Now the “why” of all this is what’s most interesting. Is it because people are short on time? Short on skills? Is the function so boring that they want nothing to do with it? Part of the challenge of working on the agency side is deciphering a client’s motivations for working with you. What’s frustrating is that these motivations will change and evolve over time. To make sure there are no hard feelings and you don’t get too high or too low, there has to be some understanding that, in all likelihood, this will not be a permanent arrangement.
This is particularly true for a PPC agency. Unlike say, TV commercial production, it’s a lot easier to bring in-house PPC talent on board, therefore using agencies as crutches or stopgaps to fill the void until you can staff up. Knowing this, you wonder why any of us decide to join an agency – much less start one (this is when I tell you all that David Rodnitzky is really insane).
The answer is that there’s a need for it, and while engaging in these fleeting relationships might seem like we’re craving punishment and rejection, there’s still value to it all. Everyone gets something from it, and so long as everyone keeps the RIGHT priorities in mind (quantifiable results), everyone can win.
What’s sad about this arrangement is that people aren’t always clear about the dynamics that make this ecosystem survive. Don’t get me wrong, clients have a right to be demanding and expect excellence. Part of what makes PPC Associates so successful as an agency is that we’ve never lost sight of the fact that a client’s profitability and success must remain our top priority. If our clients aren’t making money, what good are we? Realistically, though, agencies have to make money, and clients might not always like how that happens (no matter how amazing the results are!)
Where things get a little fuzzy is when you dig beneath the surface and face the truth: the ultimate value proposition of the agency (PPC or otherwise) is that we can do as well or better than an in-house team, in a third of the time. This is the disconnect that leads people to question why in the world they’re paying an outside shop the same salary they could invest in a dedicated full-time resource.

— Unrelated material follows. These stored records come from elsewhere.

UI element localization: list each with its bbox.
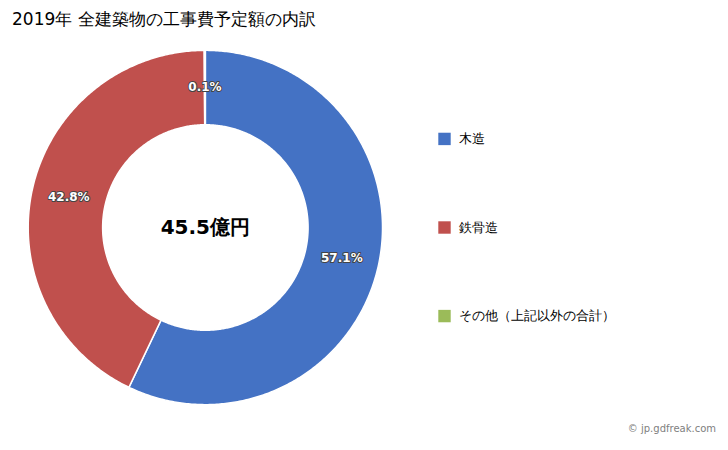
svg-text:その他（上記以外の合計）: その他（上記以外の合計） xyxy=(459,308,615,323)
html-text:2019年 全建築物の工事費予定額の内訳: 2019年 全建築物の工事費予定額の内訳 xyxy=(12,9,316,29)
svg-text:鉄骨造: 鉄骨造 xyxy=(459,220,498,235)
html-text:© jp.gdfreak.com: © jp.gdfreak.com xyxy=(627,423,716,434)
svg-text:0.1%: 0.1% xyxy=(188,80,221,94)
svg-text:42.8%: 42.8% xyxy=(48,190,90,204)
svg-text:57.1%: 57.1% xyxy=(321,251,363,265)
svg-text:45.5億円: 45.5億円 xyxy=(161,215,250,239)
svg-text:木造: 木造 xyxy=(459,131,485,146)
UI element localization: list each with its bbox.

Some are very aware of this and forge ahead. Some aren’t, and their jaws drop, ears steam, and language coarsens upon receiving the news. Bottom line: if this wasn’t the case, agencies wouldn’t exist. What gets lost in number of hours invested is offset in specialization. Whether we’re talking about process or experience, the hope is that the agency in question can make up for the fact they have NO CHOICE but to invest 30% (or less) in ways that still enable them to drive results.
Again, if results and success are the primary drivers of a relationship, there shouldn’t be anything wrong with this arrangement. If you’re going to work with an agency, it’s best not to think about man-hours invested vs. what you’d get from an in-house resource. Focus on what’s actually getting done. If you can find an internal resource who can get the job done just as well, then by all means, hire that person!
We’ve worked with clients savvy enough to realize this and do it, and we continue to work with clients that very well could hire internal resources but choose not to do so. At the end the day, it’s a question of value and reliability. New people pose new risks, and sometimes it’s best to pay a premium for something you know, unequivocally, is going to work.
The sooner you come to this realization, the sooner your relationship with your agency will improve. The beauty of applying this logic to a PPC agency (vs., say, a creative agency) is that the results are quantifiable. Dollar in, dollar out – paying your agency is not different than paying Google or Bing. You need results to back it up.